A Few Acres of Snow: Literary and Artistic Images of Canada


277 pages
Contains Photos, Illustrations, Bibliography, Index
ISBN 1-55002-157-5
DDC 808.88'8





Edited by Paul Simpson-Housley and Glen Norcliffe
Reviewed by Susan Minsos

Susan Minsos is a sessional instructor of English at the University of


The intention of this collection (whose academic contributors hail from
geography and social science rather than English, history, or fine arts
departments) is, according to editors Norcliffe and Simpson-Housley,
“to show that qualitative approaches rooted in the humanities and in
the fine arts, and now flourishing in geography and related social
sciences, present ‘new ways of seeing.’” Writers ruminate on the
connection between Canada’s landscape and our creative souls, citing
artists largely from time past (for example, C.W. Jefferys, Charles
Mair, L.M. Montgomery, Marmaduke Matthews, and Hugh MacLennan) and some
from time present (Aritha van Herk, Ujo Nakano, Robert Kroetsch, and
Norval Morrisseau).

Ellen Ramsay’s “Picturing the Picturesque: Lucius O’Brien’s
Sunrise on the Saguenay” and Jon Caulfield’s “Augurs of
‘Gentrification’: City Houses of Four Canadian Painters” handily
capture the text’s mandate “to present new ways of seeing.”

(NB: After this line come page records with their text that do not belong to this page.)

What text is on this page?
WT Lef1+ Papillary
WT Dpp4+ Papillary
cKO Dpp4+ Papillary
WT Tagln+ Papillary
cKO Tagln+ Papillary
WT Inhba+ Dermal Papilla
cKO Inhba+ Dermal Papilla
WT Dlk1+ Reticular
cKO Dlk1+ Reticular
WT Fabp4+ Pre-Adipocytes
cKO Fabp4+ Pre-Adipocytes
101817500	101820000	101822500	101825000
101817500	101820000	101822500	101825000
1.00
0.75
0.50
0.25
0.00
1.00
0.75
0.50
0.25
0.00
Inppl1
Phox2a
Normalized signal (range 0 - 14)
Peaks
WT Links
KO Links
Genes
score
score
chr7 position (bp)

Sociologist Jacqueline Gibbons (“The North and Native Symbols:
Landscape as Universe”) and geographer Brian Osborne (“‘The
Kindling Touch of Imagination’: Charles William Jefferys and Canadian
Identity”) give their opinions using an even tone and pleasant style.
They are cheerful exceptions among this well-published group of
contributors, whose voices tend to sound pedantic and stilted,
presumably espousing “old ways of writing.” Still, an informative
text has emerged from a bold interdisciplinary endeavor.